Eine Gebäudeversicherung ist hingegen für Schäden am Haus und an Dingen zuständig, die mit dem Haus verbunden sind. Abgesichert sind Sturmschäden ab einer Windgeschwindigkeit von 60 Stundenkilometer. Ersetzt werden abgedeckte Dächer, kaputte Fenster und Türen, zerstörte Schornsteine oder Schäden durch umfallende Bäume. Mitversichert sind zum Beispiel auch Satellitenschüsseln oder Rollläden.

Höhere Gewalt

Werden durch einen Sturm Häuser oder Fahrzeuge durch morsche Bäume oder baufällige Häuser beschädigt, muss der Geschädigte den Nachweis erbringen, dass die Besitzer ihre Erhaltungspflicht verletzt haben. „In diesem Fall ist eine Haftung des Hauseigentümers oder dessen Gebäudehaftpflichtversicherung denkbar“, erklärt TRAUNIK.
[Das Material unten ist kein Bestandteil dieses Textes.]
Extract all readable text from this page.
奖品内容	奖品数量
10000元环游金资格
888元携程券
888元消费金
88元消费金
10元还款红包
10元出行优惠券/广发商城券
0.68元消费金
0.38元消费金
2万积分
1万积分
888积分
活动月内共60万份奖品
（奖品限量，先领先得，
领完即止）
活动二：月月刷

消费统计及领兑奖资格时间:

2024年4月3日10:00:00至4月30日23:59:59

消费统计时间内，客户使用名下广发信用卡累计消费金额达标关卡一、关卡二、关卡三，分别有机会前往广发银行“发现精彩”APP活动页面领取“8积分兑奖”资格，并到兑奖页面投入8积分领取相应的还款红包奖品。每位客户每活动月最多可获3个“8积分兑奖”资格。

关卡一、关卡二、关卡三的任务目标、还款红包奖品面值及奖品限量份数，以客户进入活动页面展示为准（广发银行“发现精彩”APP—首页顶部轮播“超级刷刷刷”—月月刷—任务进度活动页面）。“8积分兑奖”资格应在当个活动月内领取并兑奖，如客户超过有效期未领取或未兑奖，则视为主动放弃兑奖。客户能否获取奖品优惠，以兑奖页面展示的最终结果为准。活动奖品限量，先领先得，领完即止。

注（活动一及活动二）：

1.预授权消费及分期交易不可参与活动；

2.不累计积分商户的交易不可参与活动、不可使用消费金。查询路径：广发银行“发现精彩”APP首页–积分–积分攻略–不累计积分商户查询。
Sturmschäden an Autos werden meist nur von Kasko-, Elementar- oder Vollkaskoversicherungen gedeckt. Die eigene Haftpflichtversicherung bietet keinen Schutz. „Ob oder in welcher Höhe die Kaskoversicherung zahlt, steht in der Polizze oder in den Versicherungsbedingungen. Wurde ein Selbstbehalt vereinbart, kann er im Schadensfall vom Entschädigungsbetrag abgezogen werden“, betont die Expertin.

Schaden sofort melden

Tritt ein Sturmschaden auf, sollte dieser sofort bei der Versicherung gemeldet und Beweisfotos erstellt werden. Zudem sollte bei der Schadensbesichtigung ein Sachverständiger, zum Beispiel ein fachkundiger Handwerker, hinzugezogen werden. Ist im Deckungsinhalt der Versicherung „Sturmschaden“ enthalten, muss anhand der Versicherungsbedingungen überprüft werden, welche Schäden damit versichert sind.